Em maio de 2001 passei por uma junta médica do INSS que resolveu dar-me licença por doença, tendo constatado inclusive a relação entre minha tarefa na Nestlé e minha doença.

 

Quando meu caso foi conhecido pelos colegas, muitos vieram falar comigo para saber o que fazer. Desde então uns 40 empregados da Nestlé de Araras têm constatado ser portadores de LER. Desde faz vários meses o INSS está reclamando à Nestlé um posto de trabalho para mim de acordo com a minha situação, mas ela não me aceita, nem sequer me deixa entrar no local da fábrica onde está a agência bancária onde recebo meu salário.

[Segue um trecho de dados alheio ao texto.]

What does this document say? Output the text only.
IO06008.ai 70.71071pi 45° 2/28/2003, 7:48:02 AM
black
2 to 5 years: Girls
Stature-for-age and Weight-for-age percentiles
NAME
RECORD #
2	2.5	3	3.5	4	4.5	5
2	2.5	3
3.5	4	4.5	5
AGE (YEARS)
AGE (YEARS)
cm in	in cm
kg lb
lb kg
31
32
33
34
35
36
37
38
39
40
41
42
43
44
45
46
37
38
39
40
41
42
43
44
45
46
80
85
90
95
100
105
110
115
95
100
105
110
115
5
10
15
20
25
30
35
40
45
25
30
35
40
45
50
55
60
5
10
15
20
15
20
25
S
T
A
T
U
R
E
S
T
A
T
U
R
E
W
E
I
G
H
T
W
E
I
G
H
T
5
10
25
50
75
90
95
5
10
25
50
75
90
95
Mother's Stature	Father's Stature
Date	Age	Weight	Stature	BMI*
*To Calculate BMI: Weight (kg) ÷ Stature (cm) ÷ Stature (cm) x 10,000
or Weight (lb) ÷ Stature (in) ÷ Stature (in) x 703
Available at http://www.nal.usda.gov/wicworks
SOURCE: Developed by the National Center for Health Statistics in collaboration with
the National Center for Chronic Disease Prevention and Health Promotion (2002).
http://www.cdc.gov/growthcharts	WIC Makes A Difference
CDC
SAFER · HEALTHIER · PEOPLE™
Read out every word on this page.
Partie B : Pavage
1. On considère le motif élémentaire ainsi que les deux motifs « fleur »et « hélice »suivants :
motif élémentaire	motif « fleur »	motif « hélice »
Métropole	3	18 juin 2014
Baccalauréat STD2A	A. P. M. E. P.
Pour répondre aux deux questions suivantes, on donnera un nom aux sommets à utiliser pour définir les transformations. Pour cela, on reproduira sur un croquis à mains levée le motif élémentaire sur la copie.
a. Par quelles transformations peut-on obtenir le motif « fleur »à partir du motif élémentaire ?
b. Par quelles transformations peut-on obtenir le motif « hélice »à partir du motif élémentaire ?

O pessoal de segurança me detém na porta da empresa e o gerente do banco vem até ali para entregar-me o dinheiro. Ainda sou funcionária da Nestlé, mas não posso trabalhar. Tratam-me como se fosse a maçã podre que botará a perder a todo o resto. Até fiz uma denúncia policial para enfrentar esta segregação.

 

Tudo isto, o jeito do qual têm me tratado, o fato de saber que não conseguirei mais emprego, me afeta muito psicologicamente. A pressão da discriminação e, no meu caso, a perseguição de ser tratada como a maçã podre que bota a perder a caixa, é forte demais. Muitas vezes não durmo pela noite deitada pela angústia de não saber o que farei com tudo isto, o que será da minha vida.

 

Agora fundamos uma associação de portadores de LER de Araras que na atualidade está integrada num 99,9% por funcionários da Nestlé. Dezenas de pessoas chamam pelo telefone para minha casa para contar-me o que estão passando, choram porque tem medo, o mesmo medo que tive eu até que não agüentei mais. A empresa fez correr o boato de que quem se integre a nossa associação será despedido.

 

 

Carlos Amorin

© Rel-UITA

5 de março de 2004

 

 

Nota:


(1)  Setor que fabrica tampas e fundos de vasilhame.